O custo marginal de expansão das usinas na região Norte também é mais elevado, seja pelas compensações ambientais, seja pelas dificuldades de construção no local. Isso deve também contaminar o preço da energia no longo prazo. Em 2018 e 2019, a CPFL previa um preço de R$ 150 o MWh. "Deve ter um acréscimo no novo cenário", diz Lazzaretti.
Com cerca de dois terços do potencial hidrelétrico na região Norte, a questão ambiental terá tanta importância quanto a indígena, já que algumas usinas estão próximas a tribos. A licitação da hidrelétrica de São Luiz dos Tapajós chegou a ser anunciada no fim do ano passado, mas foi cancelada porque o estudo ambiental concluído em setembro identificou 14 impactos negativos para povos indígenas, dos quais seis foram considerados irreversíveis. A Fundação Nacional do Índio (Funai) alega que o projeto da usina é inconstitucional, pois alagará terras indígenas, o que é vetado pelo artigo 231 da Constituição Federal.
Uma das ideias presentes no debate foi dada há algum tempo pelo presidente da EPE. Tolmasquim apresentou um projeto a vários ministérios sugerindo que os índios pudessem receber royalties de empreendimentos que os afetassem diretamente. Em vez de irem para o orçamento da Funai, os recursos seriam gerenciados por um comitê tripartite, formado por comunidade, investidores e Funai. Uma experiência semelhante à realizada em hidrelétricas do Canadá, em que algumas tribos passam a ter pequena participação em usinas.
Há uma outra preocupação: desde a retomada dos projetos hidrelétricos na região Norte, esses empreendimentos sofreram atrasos em alguma etapa, o que acabou resultando em dificuldade de atender aos prazos de geração de energia elétrica. De dificuldades na obtenção de licenciamento ambiental a questões trabalhistas, envolvendo greves e distúrbios que ocasionaram até incêndios e brigas, a retomada da construção trouxe dúvidas sobre o custo real e os prazos. "Eles saíram acima do investimento inicialmente orçado e com atrasos, o que pode levar a maior conservadorismo dos investidores nos futuros", afirma o diretor da CPFL Energia.
Para Mauricio Tolmasquim, pode até ser discutido se vale a pena mudar os prazos de construção desses empreendimentos estruturantes, que devem ser colocados de pé em cinco anos.
Para reduzir o impacto ambiental, o governo busca consolidar, nas novas usinas da região Norte, uma outra forma de construir os empreendimentos, inspirada nas plataformas marítimas de exploração de petróleo e gás, onde os trabalhadores se revezam em turnos.
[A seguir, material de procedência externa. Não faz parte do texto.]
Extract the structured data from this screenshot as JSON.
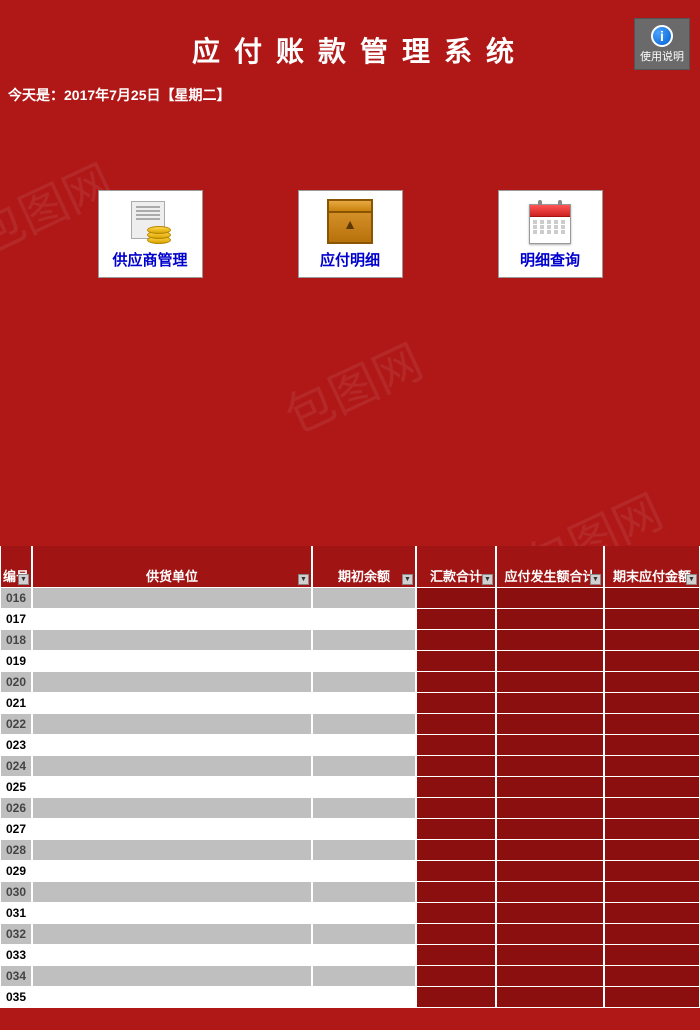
{
  "header": {
    "title": "应付账款管理系统",
    "help_label": "使用说明"
  },
  "date_line": "今天是：2017年7月25日【星期二】",
  "cards": {
    "supplier": "供应商管理",
    "payable": "应付明细",
    "query": "明细查询"
  },
  "table": {
    "headers": {
      "id": "编号",
      "supplier": "供货单位",
      "opening": "期初余额",
      "remit": "汇款合计",
      "payable": "应付发生额合计",
      "ending": "期末应付金额"
    },
    "rows": [
      {
        "id": "016"
      },
      {
        "id": "017"
      },
      {
        "id": "018"
      },
      {
        "id": "019"
      },
      {
        "id": "020"
      },
      {
        "id": "021"
      },
      {
        "id": "022"
      },
      {
        "id": "023"
      },
      {
        "id": "024"
      },
      {
        "id": "025"
      },
      {
        "id": "026"
      },
      {
        "id": "027"
      },
      {
        "id": "028"
      },
      {
        "id": "029"
      },
      {
        "id": "030"
      },
      {
        "id": "031"
      },
      {
        "id": "032"
      },
      {
        "id": "033"
      },
      {
        "id": "034"
      },
      {
        "id": "035"
      }
    ]
  }
}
As usinas no rio Tapajós seriam construídas sem a instalação de vilas operárias,
cidades e centros comerciais no entorno. A ideia é criar alojamentos temporários, entre outras instalações, que serão desmontados no fim da obra, reduzindo a possibilidade de grandes migrações para a região. Além disso, vias provisórias de acesso serão desfeitas e a vegetação recomposta, com replantio de árvores.
Segundo o relatório de impacto ambiental, a implantação da usina afetará diretamente cerca de 1.400 pessoas. Em torno de 1.100 pessoas deverão ser removidas para dar lugar à barragem e às demais estruturas. Para a construção, serão contratados 13.000 trabalhadores no período de maior intensidade das obras, entre o segundo e terceiro anos de construção. Outras 12,5 mil pessoas podem chegar em busca de emprego e negócios.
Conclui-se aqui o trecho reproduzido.